Hi Mike,
Thank you! Very interesting. So the stuff at the end of message is not padding;
rather, it's terminator characters. Neat!
In my original post, I made a typo. There is no null character in the (text)
input file.
Okay, I tried the approach you recommended:
<xs:element name="label-message">
<xs:complexType>
<xs:sequence dfdl:separator="%NL;" dfdl:separatorPosition="infix">
<xs:element name="row" maxOccurs="unbounded">
<xs:complexType>
<xs:sequence dfdl:separator=":"
dfdl:separatorPosition="infix">
<xs:element name="label" type="xs:string" />
<xs:element name="message" type="xs:string"
dfdl:terminator="%WSP;%NL;"/>
</xs:sequence>
</xs:complexType>
</xs:element>
</xs:sequence>
</xs:complexType>
</xs:element>
Unfortunately, the XML output just contains the first row:
<label-message>
<row>
<label>Dear Sir</label>
<message> Thank you for your response.</message>
</row>
</label-message>
Is my DFDL schema faithfully implementing your suggestion? If yes, does this
mean there is a bug in Daffodil?
/Roger
From: Beckerle, Mike <[email protected]>
Sent: Tuesday, January 8, 2019 9:33 AM
To: [email protected]
Subject: [EXT] Re: How to trim a string of whitespace padding?
Hmmmm. You forgot to mention....
* Rows are separated by exactly one newline.
* Within a row, there is a label and message, separated by a colon.
* The message is a string padded by zero or more whitespace characters
(newlines, spaces).
The message is NUL terminated. This is what makes it unambiguous.

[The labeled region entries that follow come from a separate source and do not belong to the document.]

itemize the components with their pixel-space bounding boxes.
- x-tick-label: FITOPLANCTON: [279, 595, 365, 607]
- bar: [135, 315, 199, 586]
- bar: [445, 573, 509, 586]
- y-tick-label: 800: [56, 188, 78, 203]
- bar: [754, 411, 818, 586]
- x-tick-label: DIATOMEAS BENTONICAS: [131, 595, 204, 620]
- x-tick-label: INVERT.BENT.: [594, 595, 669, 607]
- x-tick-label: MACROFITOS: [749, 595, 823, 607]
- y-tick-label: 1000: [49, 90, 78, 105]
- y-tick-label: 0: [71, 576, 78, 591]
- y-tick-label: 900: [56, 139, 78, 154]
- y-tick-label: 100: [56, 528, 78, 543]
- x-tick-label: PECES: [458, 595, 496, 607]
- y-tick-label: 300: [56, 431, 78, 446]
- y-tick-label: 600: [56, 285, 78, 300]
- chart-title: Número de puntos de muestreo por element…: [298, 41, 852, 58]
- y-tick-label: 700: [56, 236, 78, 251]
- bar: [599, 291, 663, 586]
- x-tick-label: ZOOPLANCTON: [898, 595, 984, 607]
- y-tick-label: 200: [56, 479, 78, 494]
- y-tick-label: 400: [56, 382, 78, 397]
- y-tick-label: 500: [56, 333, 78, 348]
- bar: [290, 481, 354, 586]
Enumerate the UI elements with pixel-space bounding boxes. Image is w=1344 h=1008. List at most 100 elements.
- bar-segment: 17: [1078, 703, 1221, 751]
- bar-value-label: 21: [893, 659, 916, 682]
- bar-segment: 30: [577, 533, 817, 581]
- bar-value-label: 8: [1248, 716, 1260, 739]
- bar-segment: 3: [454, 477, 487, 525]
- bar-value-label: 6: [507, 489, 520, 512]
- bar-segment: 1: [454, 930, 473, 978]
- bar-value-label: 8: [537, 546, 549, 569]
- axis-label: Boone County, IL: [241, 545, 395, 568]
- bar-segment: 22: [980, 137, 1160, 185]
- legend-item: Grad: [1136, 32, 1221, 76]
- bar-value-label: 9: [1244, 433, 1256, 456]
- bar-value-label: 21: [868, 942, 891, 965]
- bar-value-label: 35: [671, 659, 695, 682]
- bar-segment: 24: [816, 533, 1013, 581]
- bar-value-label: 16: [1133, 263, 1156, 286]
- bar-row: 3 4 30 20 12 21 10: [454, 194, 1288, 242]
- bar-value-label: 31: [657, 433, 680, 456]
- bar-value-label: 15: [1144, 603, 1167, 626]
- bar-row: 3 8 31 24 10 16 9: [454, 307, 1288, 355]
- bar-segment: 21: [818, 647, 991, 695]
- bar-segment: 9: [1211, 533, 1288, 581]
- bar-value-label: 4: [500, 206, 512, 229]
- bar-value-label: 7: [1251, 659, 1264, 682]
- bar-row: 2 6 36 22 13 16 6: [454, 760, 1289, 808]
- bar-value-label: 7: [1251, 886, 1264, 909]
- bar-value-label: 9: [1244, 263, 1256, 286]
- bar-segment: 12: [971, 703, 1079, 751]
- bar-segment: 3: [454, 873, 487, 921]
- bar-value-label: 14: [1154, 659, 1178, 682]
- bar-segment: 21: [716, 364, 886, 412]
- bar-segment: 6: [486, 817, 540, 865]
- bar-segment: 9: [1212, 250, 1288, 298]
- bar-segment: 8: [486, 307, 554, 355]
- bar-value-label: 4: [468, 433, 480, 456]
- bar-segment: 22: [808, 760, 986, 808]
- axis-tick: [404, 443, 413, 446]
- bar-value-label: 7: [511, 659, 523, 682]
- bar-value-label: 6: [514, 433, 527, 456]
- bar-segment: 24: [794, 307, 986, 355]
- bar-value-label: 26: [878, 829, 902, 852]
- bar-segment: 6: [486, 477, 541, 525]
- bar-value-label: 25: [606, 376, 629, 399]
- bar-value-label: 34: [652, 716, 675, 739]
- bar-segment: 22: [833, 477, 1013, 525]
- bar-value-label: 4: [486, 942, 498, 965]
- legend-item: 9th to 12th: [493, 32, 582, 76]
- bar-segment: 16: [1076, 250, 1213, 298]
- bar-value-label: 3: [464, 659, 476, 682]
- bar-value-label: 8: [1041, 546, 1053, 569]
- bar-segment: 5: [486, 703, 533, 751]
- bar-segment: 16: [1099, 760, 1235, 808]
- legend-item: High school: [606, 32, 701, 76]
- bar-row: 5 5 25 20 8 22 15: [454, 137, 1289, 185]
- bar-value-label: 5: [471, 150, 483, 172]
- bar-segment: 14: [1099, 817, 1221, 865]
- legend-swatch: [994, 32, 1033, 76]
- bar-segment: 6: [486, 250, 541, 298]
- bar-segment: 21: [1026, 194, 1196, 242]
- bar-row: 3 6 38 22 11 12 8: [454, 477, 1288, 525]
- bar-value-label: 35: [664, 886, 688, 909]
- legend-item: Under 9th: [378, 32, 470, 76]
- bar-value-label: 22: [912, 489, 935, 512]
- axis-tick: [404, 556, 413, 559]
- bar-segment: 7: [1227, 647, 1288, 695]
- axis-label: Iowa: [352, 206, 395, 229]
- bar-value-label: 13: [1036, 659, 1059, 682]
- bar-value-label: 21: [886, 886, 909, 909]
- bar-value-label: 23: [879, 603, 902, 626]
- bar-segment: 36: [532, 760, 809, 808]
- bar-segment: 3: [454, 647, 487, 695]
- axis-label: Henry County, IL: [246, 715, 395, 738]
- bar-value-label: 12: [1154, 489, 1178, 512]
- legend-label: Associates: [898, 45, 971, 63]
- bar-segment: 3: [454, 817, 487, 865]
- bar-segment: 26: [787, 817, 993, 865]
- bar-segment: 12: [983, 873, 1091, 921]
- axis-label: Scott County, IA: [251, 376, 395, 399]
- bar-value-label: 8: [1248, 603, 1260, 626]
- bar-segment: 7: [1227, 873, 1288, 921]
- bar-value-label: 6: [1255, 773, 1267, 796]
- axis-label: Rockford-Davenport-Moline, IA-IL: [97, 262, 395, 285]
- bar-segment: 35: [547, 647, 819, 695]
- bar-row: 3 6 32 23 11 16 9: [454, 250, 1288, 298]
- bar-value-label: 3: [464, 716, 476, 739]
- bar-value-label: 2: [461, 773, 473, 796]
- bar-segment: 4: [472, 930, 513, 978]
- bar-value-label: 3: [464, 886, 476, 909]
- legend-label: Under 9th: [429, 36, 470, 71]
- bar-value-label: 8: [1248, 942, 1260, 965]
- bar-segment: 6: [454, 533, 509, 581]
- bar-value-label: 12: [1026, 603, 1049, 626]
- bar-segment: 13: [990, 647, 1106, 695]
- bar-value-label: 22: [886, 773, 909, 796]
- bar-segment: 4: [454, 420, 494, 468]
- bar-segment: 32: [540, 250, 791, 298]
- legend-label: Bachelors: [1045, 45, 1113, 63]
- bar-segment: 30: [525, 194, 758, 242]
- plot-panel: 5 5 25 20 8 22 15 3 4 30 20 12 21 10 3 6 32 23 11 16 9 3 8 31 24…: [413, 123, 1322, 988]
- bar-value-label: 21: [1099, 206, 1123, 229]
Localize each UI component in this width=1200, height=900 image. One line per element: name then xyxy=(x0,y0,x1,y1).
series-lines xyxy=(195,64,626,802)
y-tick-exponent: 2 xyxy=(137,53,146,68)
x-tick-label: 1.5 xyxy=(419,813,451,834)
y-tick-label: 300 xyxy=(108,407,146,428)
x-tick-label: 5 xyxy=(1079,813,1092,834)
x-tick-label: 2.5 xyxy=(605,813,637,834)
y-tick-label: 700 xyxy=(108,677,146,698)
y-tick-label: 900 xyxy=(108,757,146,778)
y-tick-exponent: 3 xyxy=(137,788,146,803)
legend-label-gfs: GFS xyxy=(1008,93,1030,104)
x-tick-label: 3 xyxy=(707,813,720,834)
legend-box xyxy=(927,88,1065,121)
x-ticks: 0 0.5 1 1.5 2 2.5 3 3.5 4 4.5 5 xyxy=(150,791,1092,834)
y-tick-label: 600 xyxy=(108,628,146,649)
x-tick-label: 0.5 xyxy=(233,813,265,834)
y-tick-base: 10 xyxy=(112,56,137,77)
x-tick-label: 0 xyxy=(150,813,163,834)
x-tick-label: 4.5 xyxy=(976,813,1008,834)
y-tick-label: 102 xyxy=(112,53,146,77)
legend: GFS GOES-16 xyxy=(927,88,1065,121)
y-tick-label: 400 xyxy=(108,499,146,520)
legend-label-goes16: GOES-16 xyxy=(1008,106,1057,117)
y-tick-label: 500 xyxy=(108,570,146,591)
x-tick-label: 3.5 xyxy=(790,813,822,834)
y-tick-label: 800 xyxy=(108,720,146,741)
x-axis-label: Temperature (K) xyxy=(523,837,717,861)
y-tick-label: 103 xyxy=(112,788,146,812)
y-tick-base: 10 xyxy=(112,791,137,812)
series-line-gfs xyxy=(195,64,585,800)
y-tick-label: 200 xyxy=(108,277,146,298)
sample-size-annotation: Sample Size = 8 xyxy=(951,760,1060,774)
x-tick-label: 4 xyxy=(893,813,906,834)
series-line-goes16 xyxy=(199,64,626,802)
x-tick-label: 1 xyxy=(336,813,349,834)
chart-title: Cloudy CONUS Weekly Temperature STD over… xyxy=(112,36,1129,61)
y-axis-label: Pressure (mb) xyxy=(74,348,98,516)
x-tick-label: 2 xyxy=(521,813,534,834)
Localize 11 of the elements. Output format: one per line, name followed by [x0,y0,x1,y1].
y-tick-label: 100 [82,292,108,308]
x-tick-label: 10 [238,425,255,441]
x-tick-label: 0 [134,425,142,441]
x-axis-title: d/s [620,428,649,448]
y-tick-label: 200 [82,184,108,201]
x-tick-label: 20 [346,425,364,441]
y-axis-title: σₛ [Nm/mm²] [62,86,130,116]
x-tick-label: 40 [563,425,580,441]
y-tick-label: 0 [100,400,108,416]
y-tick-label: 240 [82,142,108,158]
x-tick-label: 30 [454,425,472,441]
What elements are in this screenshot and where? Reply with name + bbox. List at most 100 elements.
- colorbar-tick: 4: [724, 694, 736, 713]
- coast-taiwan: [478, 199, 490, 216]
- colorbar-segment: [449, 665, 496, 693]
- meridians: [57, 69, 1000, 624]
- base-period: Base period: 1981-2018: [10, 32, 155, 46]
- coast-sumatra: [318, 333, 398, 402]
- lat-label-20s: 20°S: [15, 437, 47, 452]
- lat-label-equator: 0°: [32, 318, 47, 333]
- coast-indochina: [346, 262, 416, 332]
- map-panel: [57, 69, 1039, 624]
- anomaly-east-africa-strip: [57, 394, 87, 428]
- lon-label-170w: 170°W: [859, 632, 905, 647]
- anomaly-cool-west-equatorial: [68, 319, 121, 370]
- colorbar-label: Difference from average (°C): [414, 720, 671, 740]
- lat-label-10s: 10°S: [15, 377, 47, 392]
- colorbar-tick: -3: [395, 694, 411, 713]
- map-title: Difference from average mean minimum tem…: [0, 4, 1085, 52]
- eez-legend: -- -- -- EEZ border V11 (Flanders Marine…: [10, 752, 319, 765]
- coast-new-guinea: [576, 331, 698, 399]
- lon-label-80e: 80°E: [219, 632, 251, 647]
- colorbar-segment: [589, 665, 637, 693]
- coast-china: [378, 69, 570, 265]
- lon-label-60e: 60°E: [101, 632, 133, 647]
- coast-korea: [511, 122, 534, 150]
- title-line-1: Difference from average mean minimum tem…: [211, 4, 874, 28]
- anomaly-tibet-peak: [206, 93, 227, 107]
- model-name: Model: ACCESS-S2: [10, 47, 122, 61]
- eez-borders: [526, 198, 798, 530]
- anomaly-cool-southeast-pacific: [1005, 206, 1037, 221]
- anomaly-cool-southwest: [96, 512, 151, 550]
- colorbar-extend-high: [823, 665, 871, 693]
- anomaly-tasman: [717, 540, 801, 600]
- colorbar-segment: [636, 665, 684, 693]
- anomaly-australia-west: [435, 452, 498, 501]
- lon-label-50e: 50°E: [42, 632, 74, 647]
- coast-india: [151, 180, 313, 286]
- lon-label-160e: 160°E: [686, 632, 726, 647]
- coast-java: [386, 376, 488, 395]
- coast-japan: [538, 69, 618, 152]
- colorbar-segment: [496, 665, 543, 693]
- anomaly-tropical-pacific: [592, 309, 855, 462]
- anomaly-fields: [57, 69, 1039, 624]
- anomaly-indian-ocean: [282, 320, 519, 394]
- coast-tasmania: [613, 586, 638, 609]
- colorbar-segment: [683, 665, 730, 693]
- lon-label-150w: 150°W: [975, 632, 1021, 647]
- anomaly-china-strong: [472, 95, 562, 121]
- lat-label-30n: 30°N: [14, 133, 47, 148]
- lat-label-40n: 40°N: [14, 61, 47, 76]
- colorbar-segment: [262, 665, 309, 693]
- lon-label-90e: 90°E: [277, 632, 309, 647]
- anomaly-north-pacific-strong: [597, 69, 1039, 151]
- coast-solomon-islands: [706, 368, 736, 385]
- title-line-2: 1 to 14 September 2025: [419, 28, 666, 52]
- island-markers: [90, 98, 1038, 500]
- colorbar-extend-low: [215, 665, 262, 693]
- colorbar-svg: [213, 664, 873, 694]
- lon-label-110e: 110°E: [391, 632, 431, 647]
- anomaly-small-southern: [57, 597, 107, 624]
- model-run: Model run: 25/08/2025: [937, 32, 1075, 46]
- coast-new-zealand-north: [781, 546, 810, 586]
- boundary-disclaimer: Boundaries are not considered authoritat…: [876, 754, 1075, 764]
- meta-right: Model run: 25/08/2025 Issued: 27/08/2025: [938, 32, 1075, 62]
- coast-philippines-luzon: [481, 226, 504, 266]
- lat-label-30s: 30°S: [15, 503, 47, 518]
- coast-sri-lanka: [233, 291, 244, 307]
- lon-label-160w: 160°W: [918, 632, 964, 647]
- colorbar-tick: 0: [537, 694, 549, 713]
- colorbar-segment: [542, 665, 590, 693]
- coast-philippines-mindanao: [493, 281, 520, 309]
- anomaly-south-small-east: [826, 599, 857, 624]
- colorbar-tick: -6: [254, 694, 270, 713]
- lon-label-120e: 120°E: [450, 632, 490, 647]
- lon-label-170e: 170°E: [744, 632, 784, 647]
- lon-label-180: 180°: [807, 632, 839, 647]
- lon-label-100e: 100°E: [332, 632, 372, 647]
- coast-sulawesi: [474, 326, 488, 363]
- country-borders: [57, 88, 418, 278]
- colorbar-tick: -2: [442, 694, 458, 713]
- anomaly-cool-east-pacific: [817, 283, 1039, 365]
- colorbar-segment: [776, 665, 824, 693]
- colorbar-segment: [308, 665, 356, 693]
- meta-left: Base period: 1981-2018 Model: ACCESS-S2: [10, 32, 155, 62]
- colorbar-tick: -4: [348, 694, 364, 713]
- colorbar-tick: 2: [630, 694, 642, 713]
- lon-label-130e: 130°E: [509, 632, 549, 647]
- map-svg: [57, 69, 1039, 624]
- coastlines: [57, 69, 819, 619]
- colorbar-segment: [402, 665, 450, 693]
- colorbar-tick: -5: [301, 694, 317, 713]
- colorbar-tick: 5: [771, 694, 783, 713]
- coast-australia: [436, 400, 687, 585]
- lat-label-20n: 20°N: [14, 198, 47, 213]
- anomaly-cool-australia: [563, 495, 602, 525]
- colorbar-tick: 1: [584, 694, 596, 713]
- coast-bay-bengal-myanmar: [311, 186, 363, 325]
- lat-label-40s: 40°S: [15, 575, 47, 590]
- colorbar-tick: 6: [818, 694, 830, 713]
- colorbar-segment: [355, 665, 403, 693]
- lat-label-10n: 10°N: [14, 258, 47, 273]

Padding isn't going to do what you need here. It's not a way to edit the string
content.
I think lengthKind 'pattern' here isn't helping you anymore.
What about
<element name="message" dfdl:lengthKind="delimited"
dfdl:terminator="%WSP*;%NUL;" .../>
This is terminated by any amount of whitespace followed by a NUL.
This *should* work. I think.
I am a little worried about a possible bug.....that the stack of delimiters
Daffodil sets up is going to have the surrounding sequence's NL separator on
it, and that when scanning for the terminating delimiter for message, Daffodil
is going to stop at the first NL and claim that's the end of the row. This
would be a bug. This shouldn't be the case. The fact that message has its own
terminator should take the separator out of scope until the message element has
been isolated. But I'm a little worried that won't happen.
________________________________
From: Costello, Roger L. <[email protected]<mailto:[email protected]>>
Sent: Monday, January 7, 2019 8:43:58 AM
To: [email protected]<mailto:[email protected]>
Subject: How to trim a string of whitespace padding?
Hello DFDL community,
My input looks like this:
[cid:[email protected]]
One way to characterize the input is this:
* Rows are separated by exactly one newline.
* Within a row, there is a label and message, separated by a colon.
* The message is a string padded by zero or more whitespace characters
(newlines, spaces).
I tried this DFDL schema:
<xs:element name="label-message">
<xs:complexType>
<xs:sequence dfdl:separator="%NL;" dfdl:separatorPosition="infix">
<xs:element name="row" maxOccurs="unbounded">
<xs:complexType>
<xs:sequence dfdl:separator=":"
dfdl:separatorPosition="infix">
<xs:element name="label" type="xs:string" />
<xs:element name="message" type="xs:string"
dfdl:lengthKind="pattern"
dfdl:lengthPattern="[\x20-\x7F]+?(?=(\x0D\x0A|\x0A)([\x20-\x7F]|$))"
dfdl:representation="text"
dfdl:encoding="ASCII"
dfdl:textTrimKind="padChar"
dfdl:textStringPadCharacter="%WSP;"
dfdl:textStringJustification="left"
dfdl:terminator="%NUL;"/>
</xs:sequence>
</xs:complexType>
</xs:element>
</xs:sequence>
</xs:complexType>
</xs:element>
Running that I discovered that %WSP; can't be a padding character because it's
not a single character.
Is there a way to express this characterization in DFDL?
Note: I know that there are other ways to characterize the input, but I want to
see if it's possible to express this characterization in DFDL.
/Roger